Polk chuckled. “South’s a direction, son. I mean, where you
headed?”
Constantine said, “Just south.”
For a minute or so there was only the sound of the big engine, and the wind jetting into the car. Polk tried again: “I didn’t mean to pry. But the reason I was asking, see, it happens that I’m heading south as well. Florida to be exact. Thought maybe we’d head that way together.”
Constantine looked over at Polk. The old man talked too damned much, but he was all right. Constantine liked him a little bit; at least he liked him enough to share the ride. “That would be good,” he said, pushing his hair behind his ear, settling into the bench seat.
Later, when Constantine walked toward the big brick house, the Beat in his head, the grip of the .45 warm in his hand, the siren wailing in the night at his back, he would think that the whole thing started on that road, with the car stopping for his upturned thumb. He would think that the things that happened to a man were put in motion by something just that small, that random. He would think about that, and he would laugh. But he would keep walking.
“I’ve got to make one stop, Connie,” Polk said, “just above Dunkirk. A man there owes me some dough, and I want to collect Okay?”
Constantine nodded lazily and closed his eyes. He was listening to the purr of the 383, and thinking of the fine free feel of the wind.
S
OMEWHERE
north of Dunkirk Polk turned off Route 4 and drove down a two-lane blacktop heavily wooded on both sides. The woods broke on the right to an open field bordered by a split rail fence. Constantine noticed a stable with one black horse grazing just outside its entrance. The field ended and then there were more woods, though the fence continued along the road. After a while the woods ended again to another stretch of open land, where a large brick colonial sat back a hundred yards at the end of a long asphalt drive. Polk slowed the Dodge and pulled off, stopping in front of a black iron gate bookended by two brick columns. He killed the engine and turned to Constantine.
“This shouldn’t take long,” Polk said. “Want to get out?”
“Okay,” Constantine said. “I gotta take a piss.”

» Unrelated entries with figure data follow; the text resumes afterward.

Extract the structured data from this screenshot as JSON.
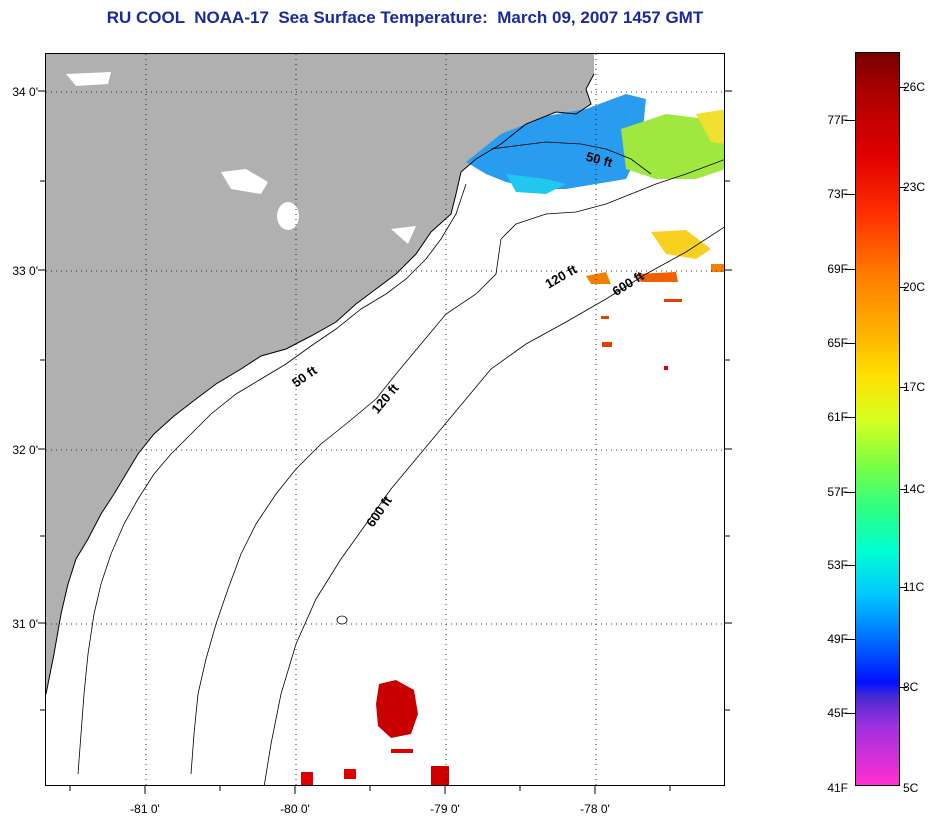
{
  "title": "RU COOL  NOAA-17  Sea Surface Temperature:  March 09, 2007 1457 GMT",
  "map": {
    "lat_labels": [
      "34 0'",
      "33 0'",
      "32 0'",
      "31 0'"
    ],
    "lon_labels": [
      "-81 0'",
      "-80 0'",
      "-79 0'",
      "-78 0'"
    ],
    "contour_labels": [
      "50 ft",
      "120 ft",
      "600 ft",
      "50 ft",
      "120 ft",
      "600 ft"
    ],
    "colors": {
      "land": "#b0b0b0",
      "water": "#ffffff",
      "coast": "#000000",
      "grid": "#000000"
    }
  },
  "colorbar": {
    "fahrenheit_labels": [
      "77F",
      "73F",
      "69F",
      "65F",
      "61F",
      "57F",
      "53F",
      "49F",
      "45F",
      "41F"
    ],
    "celsius_labels": [
      "26C",
      "23C",
      "20C",
      "17C",
      "14C",
      "11C",
      "8C",
      "5C"
    ]
  }
}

They opened the doors and exited the car. Constantine unzipped his jeans and urinated into the gravel of the berm, watching Polk walk toward the gate. The old man had a deep limp, and Constantine noticed the creased toe area of his left shoe. It flapped sloppily with each step, as if it had been filled with something less substantial than bones and flesh. Constantine zipped his fly, adjusted his denim shirt, and walked onto the asphalt drive where he joined Polk at the gate.

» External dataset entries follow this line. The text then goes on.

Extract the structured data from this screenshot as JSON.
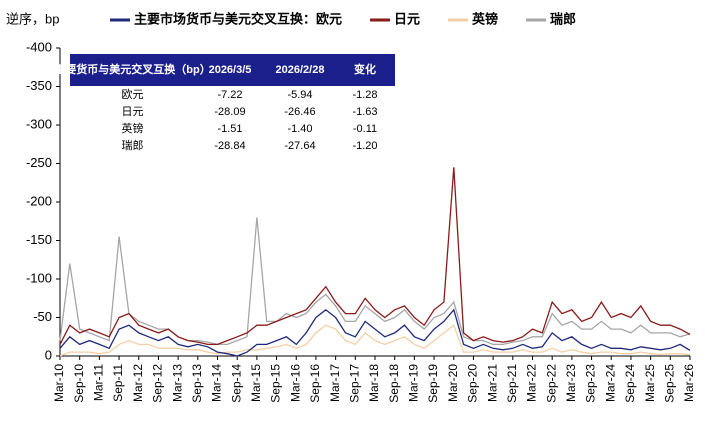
{
  "chart_data": {
    "type": "line",
    "y_label": "逆序，bp",
    "categories": [
      "Mar-10",
      null,
      "Sep-10",
      null,
      "Mar-11",
      null,
      "Sep-11",
      null,
      "Mar-12",
      null,
      "Sep-12",
      null,
      "Mar-13",
      null,
      "Sep-13",
      null,
      "Mar-14",
      null,
      "Sep-14",
      null,
      "Mar-15",
      null,
      "Sep-15",
      null,
      "Mar-16",
      null,
      "Sep-16",
      null,
      "Mar-17",
      null,
      "Sep-17",
      null,
      "Mar-18",
      null,
      "Sep-18",
      null,
      "Mar-19",
      null,
      "Sep-19",
      null,
      "Mar-20",
      null,
      "Sep-20",
      null,
      "Mar-21",
      null,
      "Sep-21",
      null,
      "Mar-22",
      null,
      "Sep-22",
      null,
      "Mar-23",
      null,
      "Sep-23",
      null,
      "Mar-24",
      null,
      "Sep-24",
      null,
      "Mar-25",
      null,
      "Sep-25",
      null,
      "Mar-26"
    ],
    "series": [
      {
        "name": "主要市场货币与美元交叉互换：欧元",
        "color": "#1f2a7a",
        "values": [
          -10,
          -25,
          -15,
          -20,
          -15,
          -10,
          -35,
          -40,
          -30,
          -25,
          -20,
          -25,
          -15,
          -12,
          -15,
          -12,
          -5,
          -3,
          0,
          -5,
          -15,
          -15,
          -20,
          -25,
          -15,
          -30,
          -50,
          -60,
          -50,
          -30,
          -25,
          -45,
          -35,
          -25,
          -30,
          -40,
          -25,
          -20,
          -35,
          -45,
          -60,
          -15,
          -10,
          -15,
          -10,
          -8,
          -10,
          -15,
          -10,
          -12,
          -30,
          -20,
          -25,
          -15,
          -10,
          -15,
          -10,
          -10,
          -8,
          -12,
          -10,
          -8,
          -10,
          -15,
          -7.22
        ]
      },
      {
        "name": "日元",
        "color": "#8b1a1a",
        "values": [
          -15,
          -40,
          -30,
          -35,
          -30,
          -25,
          -50,
          -55,
          -40,
          -35,
          -30,
          -35,
          -25,
          -20,
          -18,
          -15,
          -15,
          -20,
          -25,
          -30,
          -40,
          -40,
          -45,
          -50,
          -55,
          -60,
          -75,
          -90,
          -70,
          -55,
          -55,
          -75,
          -60,
          -50,
          -60,
          -65,
          -50,
          -40,
          -60,
          -70,
          -245,
          -30,
          -20,
          -25,
          -20,
          -18,
          -20,
          -25,
          -35,
          -30,
          -70,
          -55,
          -60,
          -45,
          -50,
          -70,
          -50,
          -55,
          -50,
          -65,
          -45,
          -40,
          -40,
          -35,
          -28.09
        ]
      },
      {
        "name": "英镑",
        "color": "#f5cfa6",
        "values": [
          0,
          -5,
          -5,
          -5,
          -3,
          -5,
          -15,
          -20,
          -15,
          -15,
          -10,
          -10,
          -10,
          -8,
          -8,
          -5,
          -3,
          -5,
          -5,
          -8,
          -8,
          -10,
          -12,
          -15,
          -10,
          -15,
          -30,
          -40,
          -35,
          -20,
          -15,
          -30,
          -20,
          -15,
          -20,
          -25,
          -15,
          -10,
          -20,
          -30,
          -40,
          -5,
          -5,
          -8,
          -5,
          -5,
          -5,
          -8,
          -5,
          -5,
          -10,
          -5,
          -8,
          -5,
          -3,
          -5,
          -5,
          -3,
          -3,
          -5,
          -3,
          -2,
          -3,
          -3,
          -1.51
        ]
      },
      {
        "name": "瑞郎",
        "color": "#a6a6a6",
        "values": [
          -20,
          -120,
          -35,
          -30,
          -25,
          -20,
          -155,
          -55,
          -45,
          -40,
          -35,
          -35,
          -25,
          -20,
          -20,
          -18,
          -15,
          -15,
          -20,
          -25,
          -180,
          -45,
          -45,
          -55,
          -50,
          -55,
          -70,
          -80,
          -65,
          -45,
          -45,
          -65,
          -55,
          -45,
          -50,
          -60,
          -45,
          -35,
          -50,
          -55,
          -70,
          -25,
          -20,
          -20,
          -15,
          -15,
          -18,
          -20,
          -25,
          -25,
          -55,
          -40,
          -45,
          -35,
          -35,
          -45,
          -35,
          -35,
          -30,
          -40,
          -30,
          -30,
          -30,
          -25,
          -28.84
        ]
      }
    ],
    "ylim": [
      0,
      -400
    ],
    "yticks": [
      -400,
      -350,
      -300,
      -250,
      -200,
      -150,
      -100,
      -50,
      0
    ],
    "reversed": true,
    "table": {
      "header": [
        "主要货币与美元交叉互换（bp）",
        "2026/3/5",
        "2026/2/28",
        "变化"
      ],
      "rows": [
        [
          "欧元",
          "-7.22",
          "-5.94",
          "-1.28"
        ],
        [
          "日元",
          "-28.09",
          "-26.46",
          "-1.63"
        ],
        [
          "英镑",
          "-1.51",
          "-1.40",
          "-0.11"
        ],
        [
          "瑞郎",
          "-28.84",
          "-27.64",
          "-1.20"
        ]
      ]
    }
  }
}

Polk pressed a buzzer set beneath a speaker on the left brick column, keeping his eyes on the house. Constantine noticed a broad figure move into the frame of the wide second-story window that was centered above the front door and its stone portico. The figure held a pair of binoculars to its face, then disappeared. Some time passed and then a voice came from the box above the buzzer.